もうわかっていたことではあるけど、今日両親から凛子が亡くなった知らせを正式に聞きました。
心臓発作だったみたい。
彼女は持病も特になかったし、体が弱いわけでもなかったから原因は不明らしいです。
私がわかっていることはこれだけだけど、一応情報共有しておきます。
それから凛子のこと教えてくれてありがとう。
早くこのゲーム終わらせようね。また明日』


心臓発作か。
全員が野々村みたいな吐血で死ぬわけじゃないのか。

やっぱり久遠さんの言ってた機械が関係してるのかな。
毒の類だったら死に方は共通のはず。
でも催眠となれば死に方が異なっていても不思議じゃない。

僕らの力ではその機械をどうにかすることはできないけど、ゲームをやりつつ少しずつ出口へ向かわなければならない。


梅原のトーク画面を見て下唇を噛んだ。
情報が少なすぎる。
何も糸口が見つからない。

今までは何気なく過ぎていた1日も、今となれば綱渡りのようなものだ。



『夜にごめん。

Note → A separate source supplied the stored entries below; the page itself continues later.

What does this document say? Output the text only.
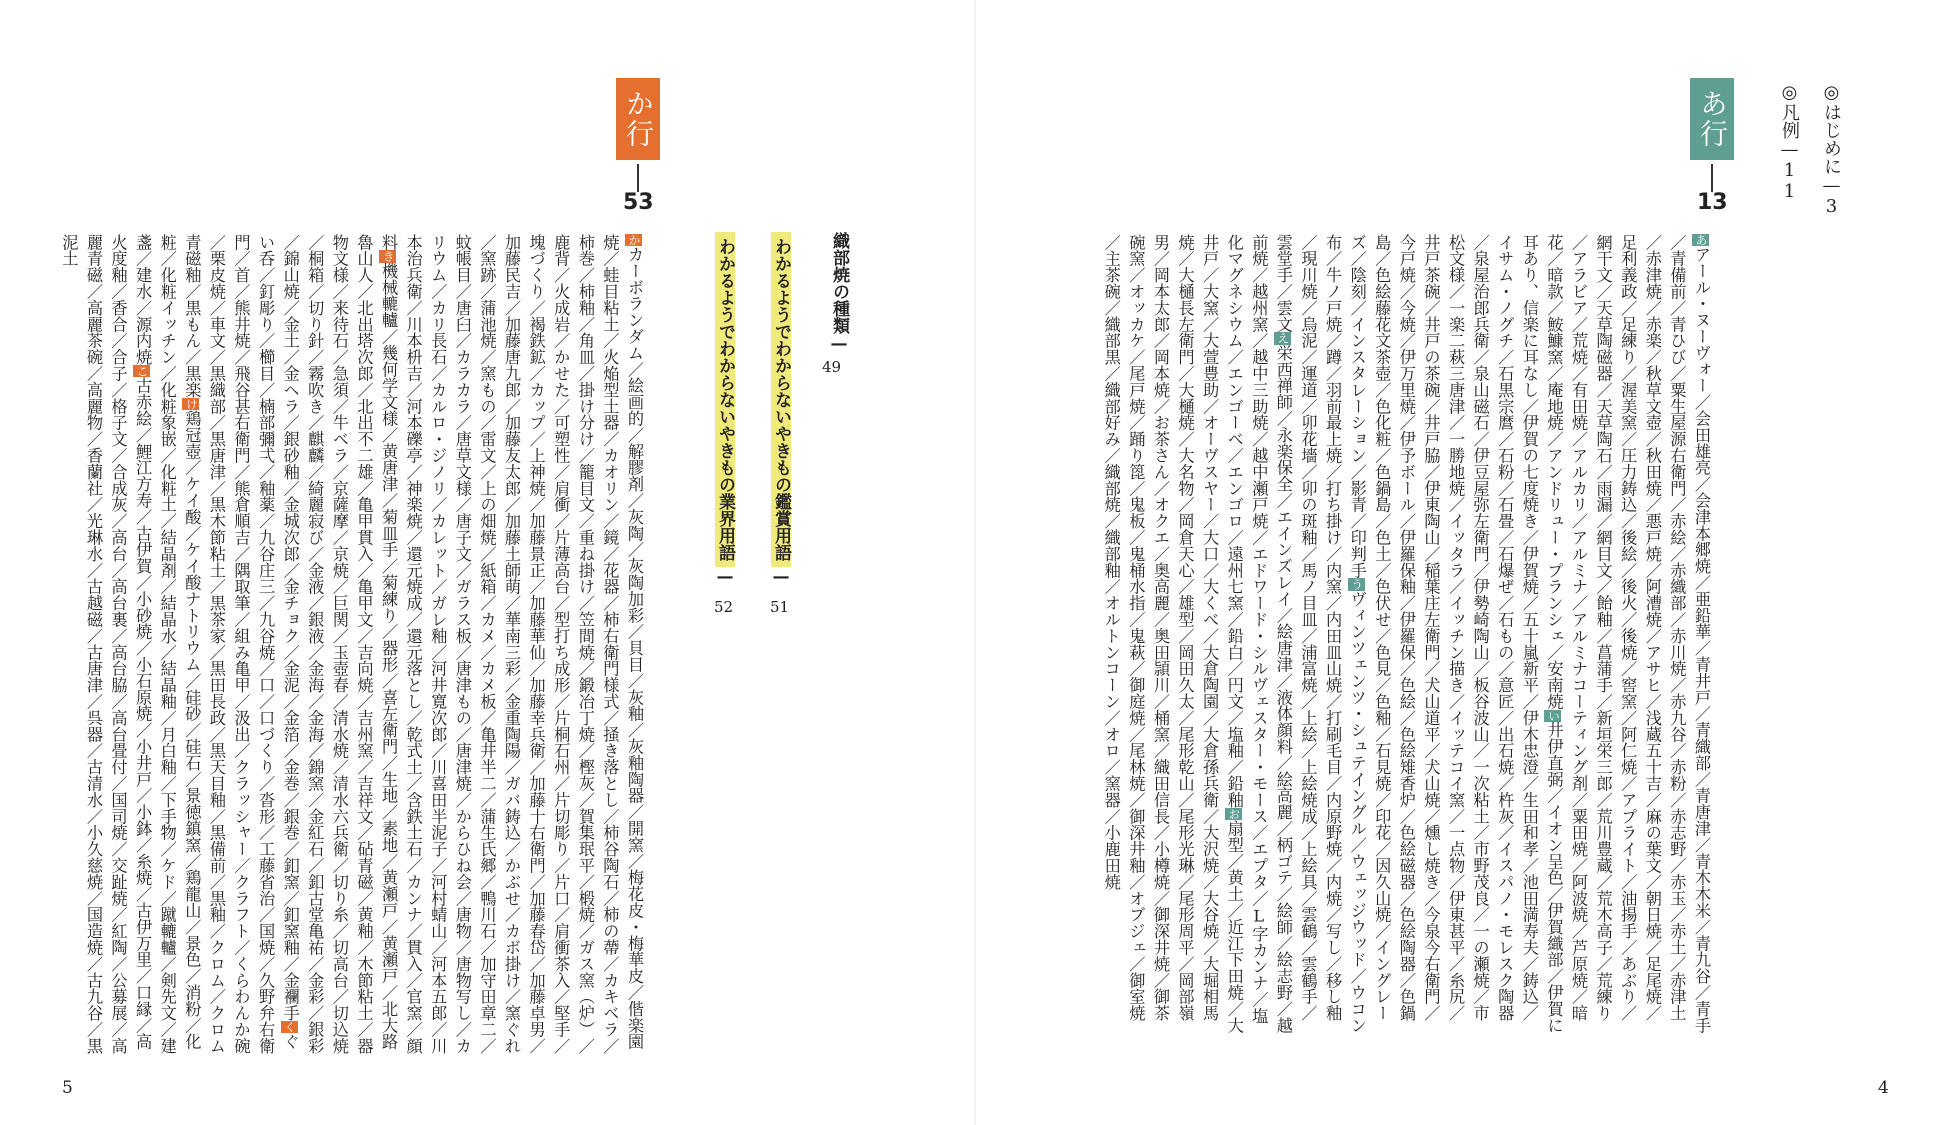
◎はじめに—3
◎凡例—11
あ行
13
あアール・ヌーヴォー／会田雄亮／会津本郷焼／亜鉛華／青井戸／青織部／青唐津／青木木米／青九谷／青手／青備前／青ひび／粟生屋源右衛門／赤絵／赤織部／赤川焼／赤九谷／赤粉／赤志野／赤玉／赤土／赤津土／赤津焼／赤楽／秋草文壺／秋田焼／悪戸焼／阿漕焼／アサヒ／浅蔵五十吉／麻の葉文／朝日焼／足尾焼／足利義政／足練り／渥美窯／圧力鋳込／後絵／後火／後焼／窖窯／阿仁焼／アプライト／油揚手／あぶり／網干文／天草陶磁器／天草陶石／雨漏／網目文／飴釉／菖蒲手／新垣栄三郎／荒川豊蔵／荒木高子／荒練り／アラビア／荒焼／有田焼／アルカリ／アルミナ／アルミナコーティング剤／粟田焼／阿波焼／芦原焼／暗花／暗款／鮟鱇窯／庵地焼／アンドリュー・プランシェ／安南焼い井伊直弼／イオン呈色／伊賀織部／伊賀に耳あり、信楽に耳なし／伊賀の七度焼き／伊賀焼／五十嵐新平／伊木忠澄／生田和孝／池田満寿夫／鋳込／イサム・ノグチ／石黒宗麿／石粉／石畳／石爆ぜ／石もの／意匠／出石焼／杵灰／イスパノ・モレスク陶器／泉屋治郎兵衛／泉山磁石／伊豆屋弥左衛門／伊勢崎陶山／板谷波山／一次粘土／市野茂良／一の瀬焼／市松文様／一楽二萩三唐津／一勝地焼／イッタラ／イッチン描き／イッテコイ窯／一点物／伊東甚平／糸尻／井戸茶碗／井戸の茶碗／井戸脇／伊東陶山／稲葉庄左衛門／犬山道平／犬山焼／燻し焼き／今泉今右衛門／今戸焼／今焼／伊万里焼／伊予ボール／伊羅保釉／伊羅保／色絵／色絵雉香炉／色絵磁器／色絵陶器／色鍋島／色絵藤花文茶壺／色化粧／色鍋島／色土／色伏せ／色見／色釉／石見焼／印花／因久山焼／イングレーズ／陰刻／インスタレーション／影青／印判手うヴィンツェンツ・シュテイングル／ウェッジウッド／ウコン布／牛ノ戸焼／蹲／羽前最上焼／打ち掛け／内窯／内田皿山焼／打刷毛目／内原野焼／内焼／写し／移し釉／現川焼／烏泥／運道／卯花墻／卯の斑釉／馬ノ目皿／浦富焼／上絵／上絵焼成／上絵具／雲鶴／雲鶴手／雲堂手／雲文え栄西禅師／永楽保全／エインズレイ／絵唐津／液体顔料／絵高麗／柄ゴテ／絵師／絵志野／越前焼／越州窯／越中三助焼／越中瀬戸焼／エドワード・シルヴェスター・モース／エプタ／L字カンナ／塩化マグネシウム／エンゴーベ／エンゴロ／遠州七窯／鉛白／円文／塩釉／鉛釉お扇型／黄土／近江下田焼／大井戸／大窯／大萱豊助／オーヴスヤー／大口／大くべ／大倉陶園／大倉孫兵衛／大沢焼／大谷焼／大堀相馬焼／大樋長左衛門／大樋焼／大名物／岡倉天心／雄型／岡田久太／尾形乾山／尾形光琳／尾形周平／岡部嶺男／岡本太郎／岡本焼／お茶さん／オクエ／奥高麗／奥田頴川／桶窯／織田信長／小樽焼／御深井焼／御茶碗窯／オッカケ／尾戸焼／踊り箆／鬼板／鬼桶水指／鬼萩／御庭焼／尾林焼／御深井釉／オブジェ／御室焼／主茶碗／織部黒／織部好み／織部焼／織部釉／オルトンコーン／オロ／窯器／小鹿田焼
織部焼の種類—
49
わかるようでわからないやきもの鑑賞用語—
51
わかるようでわからないやきもの業界用語—
52
か行
53
かカーボランダム／絵画的／解膠剤／灰陶／灰陶加彩／貝目／灰釉／灰釉陶器／開窯／梅花皮・梅華皮／偕楽園焼／蛙目粘土／火焔型土器／カオリン／鏡／花器／柿右衛門様式／掻き落とし／柿谷陶石／柿の蔕／カキベラ／柿巻／柿釉／角皿／掛け分け／籠目文／重ね掛け／笠間焼／鍛冶丁焼／樫灰／賀集珉平／椴焼／ガス窯（炉）／鹿背／火成岩／かせた／可塑性／肩衝／片薄高台／型打ち成形／片桐石州／片切彫り／片口／肩衝茶入／堅手／塊づくり／褐鉄鉱／カップ／上神焼／加藤景正／加藤華仙／加藤幸兵衛／加藤十右衛門／加藤春岱／加藤卓男／加藤民吉／加藤唐九郎／加藤友太郎／加藤土師萌／華南三彩／金重陶陽／ガバ鋳込／かぶせ／カボ掛け／窯ぐれ／窯跡／蒲池焼／窯もの／雷文／上の畑焼／紙箱／カメ／カメ板／亀井半二／蒲生氏郷／鴨川石／加守田章二／蚊帳目／唐臼／カラカラ／唐草文様／唐子文／ガラス板／唐津もの／唐津焼／からひね会／唐物／唐物写し／カリウム／カリ長石／カルロ・ジノリ／カレット／ガレ釉／河井寛次郎／川喜田半泥子／河村蜻山／河本五郎／川本治兵衛／川本枡吉／河本礫亭／神楽焼／還元焼成／還元落とし／乾式土／含鉄土石／カンナ／貫入／官窯／顔料き機械轆轤／幾何学文様／黄唐津／菊皿手／菊練り／器形／喜左衛門／生地／素地／黄瀬戸／黄瀬戸／北大路魯山人／北出塔次郎／北出不二雄／亀甲貫入／亀甲文／吉向焼／吉州窯／吉祥文／砧青磁／黄釉／木節粘土／器物文様／来待石／急須／牛ベラ／京薩摩／京焼／巨関／玉壺春／清水焼／清水六兵衛／切り糸／切高台／切込焼／桐箱／切り針／霧吹き／麒麟／綺麗寂び／金液／銀液／金海／金海／錦窯／金紅石／釦古堂亀祐／金彩／銀彩／錦山焼／金土／金ヘラ／銀砂釉／金城次郎／金チョク／金泥／金箔／金巻／銀巻／釦窯／釦窯釉／金襴手くぐい呑／釘彫り／櫛目／楠部彌弌／釉薬／九谷庄三／九谷焼／口／口づくり／沓形／工藤省治／国焼／久野弁右衛門／首／熊井焼／飛谷甚右衛門／熊倉順吉／隅取筆／組み亀甲／汲出／クラッシャー／クラフト／くらわんか碗／栗皮焼／車文／黒織部／黒唐津／黒木節粘土／黒茶家／黒田長政／黒天目釉／黒備前／黒釉／クロム／クロム青磁釉／黒もん／黒楽け鶏冠壺／ケイ酸／ケイ酸ナトリウム／硅砂／硅石／景徳鎮窯／鶏龍山／景色／消粉／化粧／化粧イッチン／化粧象嵌／化粧土／結晶剤／結晶水／結晶釉／月白釉／下手物／ケド／蹴轆轤／剣先文／建盞／建水／源内焼こ古赤絵／鯉江方寿／古伊賀／小砂焼／小石原焼／小井戸／小鉢／糸焼／古伊万里／口縁／高火度釉／香合／合子／格子文／合成灰／高台／高台裏／高台脇／高台畳付／国司焼／交趾焼／紅陶／公募展／高麗青磁／高麗茶碗／高麗物／香蘭社／光琳水／古越磁／古唐津／呉器／古清水／小久慈焼／国造焼／古九谷／黒泥土
5	4
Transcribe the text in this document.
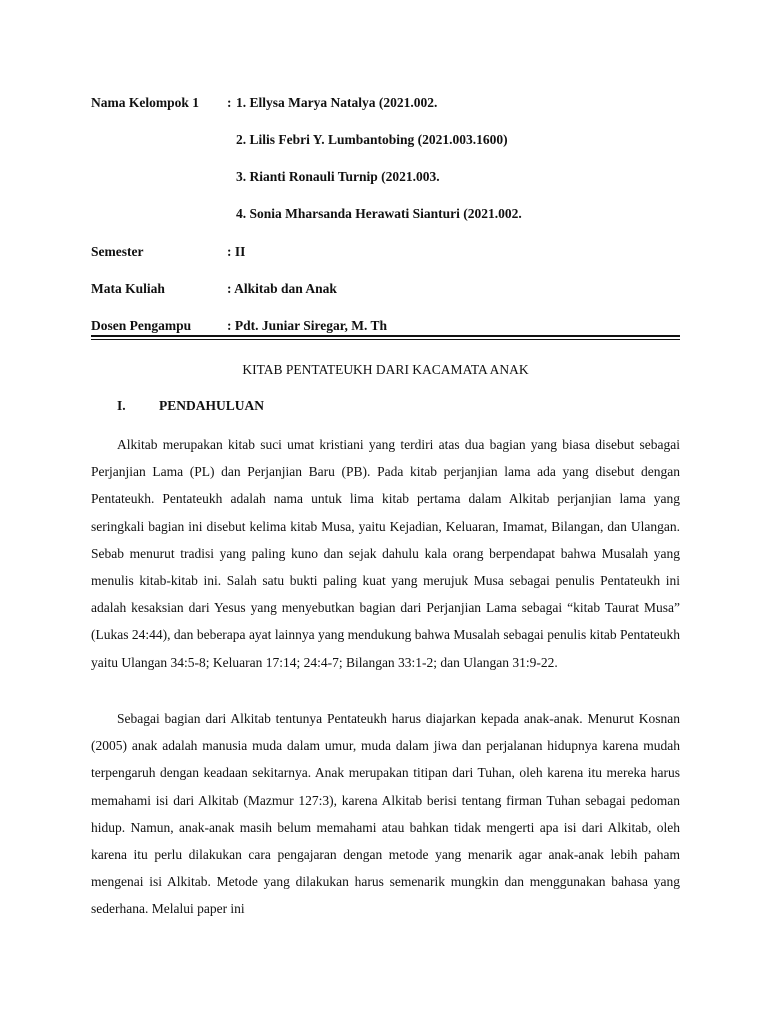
Nama Kelompok 1 : 1. Ellysa Marya Natalya (2021.002.
2. Lilis Febri Y. Lumbantobing (2021.003.1600)
3. Rianti Ronauli Turnip (2021.003.
4. Sonia Mharsanda Herawati Sianturi (2021.002.
Semester	: II
Mata Kuliah	: Alkitab dan Anak
Dosen Pengampu	: Pdt. Juniar Siregar, M. Th
KITAB PENTATEUKH DARI KACAMATA ANAK
I. PENDAHULUAN

Alkitab merupakan kitab suci umat kristiani yang terdiri atas dua bagian yang biasa disebut sebagai Perjanjian Lama (PL) dan Perjanjian Baru (PB). Pada kitab perjanjian lama ada yang disebut dengan Pentateukh. Pentateukh adalah nama untuk lima kitab pertama dalam Alkitab perjanjian lama yang seringkali bagian ini disebut kelima kitab Musa, yaitu Kejadian, Keluaran, Imamat, Bilangan, dan Ulangan. Sebab menurut tradisi yang paling kuno dan sejak dahulu kala orang berpendapat bahwa Musalah yang menulis kitab-kitab ini. Salah satu bukti paling kuat yang merujuk Musa sebagai penulis Pentateukh ini adalah kesaksian dari Yesus yang menyebutkan bagian dari Perjanjian Lama sebagai “kitab Taurat Musa” (Lukas 24:44), dan beberapa ayat lainnya yang mendukung bahwa Musalah sebagai penulis kitab Pentateukh yaitu Ulangan 34:5-8; Keluaran 17:14; 24:4-7; Bilangan 33:1-2; dan Ulangan 31:9-22.

Sebagai bagian dari Alkitab tentunya Pentateukh harus diajarkan kepada anak-anak. Menurut Kosnan (2005) anak adalah manusia muda dalam umur, muda dalam jiwa dan perjalanan hidupnya karena mudah terpengaruh dengan keadaan sekitarnya. Anak merupakan titipan dari Tuhan, oleh karena itu mereka harus memahami isi dari Alkitab (Mazmur 127:3), karena Alkitab berisi tentang firman Tuhan sebagai pedoman hidup. Namun, anak-anak masih belum memahami atau bahkan tidak mengerti apa isi dari Alkitab, oleh karena itu perlu dilakukan cara pengajaran dengan metode yang menarik agar anak-anak lebih paham mengenai isi Alkitab. Metode yang dilakukan harus semenarik mungkin dan menggunakan bahasa yang sederhana. Melalui paper ini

多田は心臓発作だったらしい。死に方はワンパターンじゃなさそう。
それから大本は、多分実行不可能だと思う』


高速でフリック入力して送信する。
相手は枕崎。
何故かRINE持ってたから情報を渡しておいた。
しばらくして既読がつく。


『そうか。ワンパターンじゃないとなればやっぱり毒の類ではないか』

僕もそう思う。

『了解。情報提供ありがとう』


それで会話は終わった。

枕崎は大本については触れなかった。
触れられなかったのかもしれない。

それとも現段階で死ぬ可能性の高い人間より、今現在生きている人間がそうならないようにする方が大切だからかもしれない。
枕崎のことだから取捨選択は効率が良さそうだ。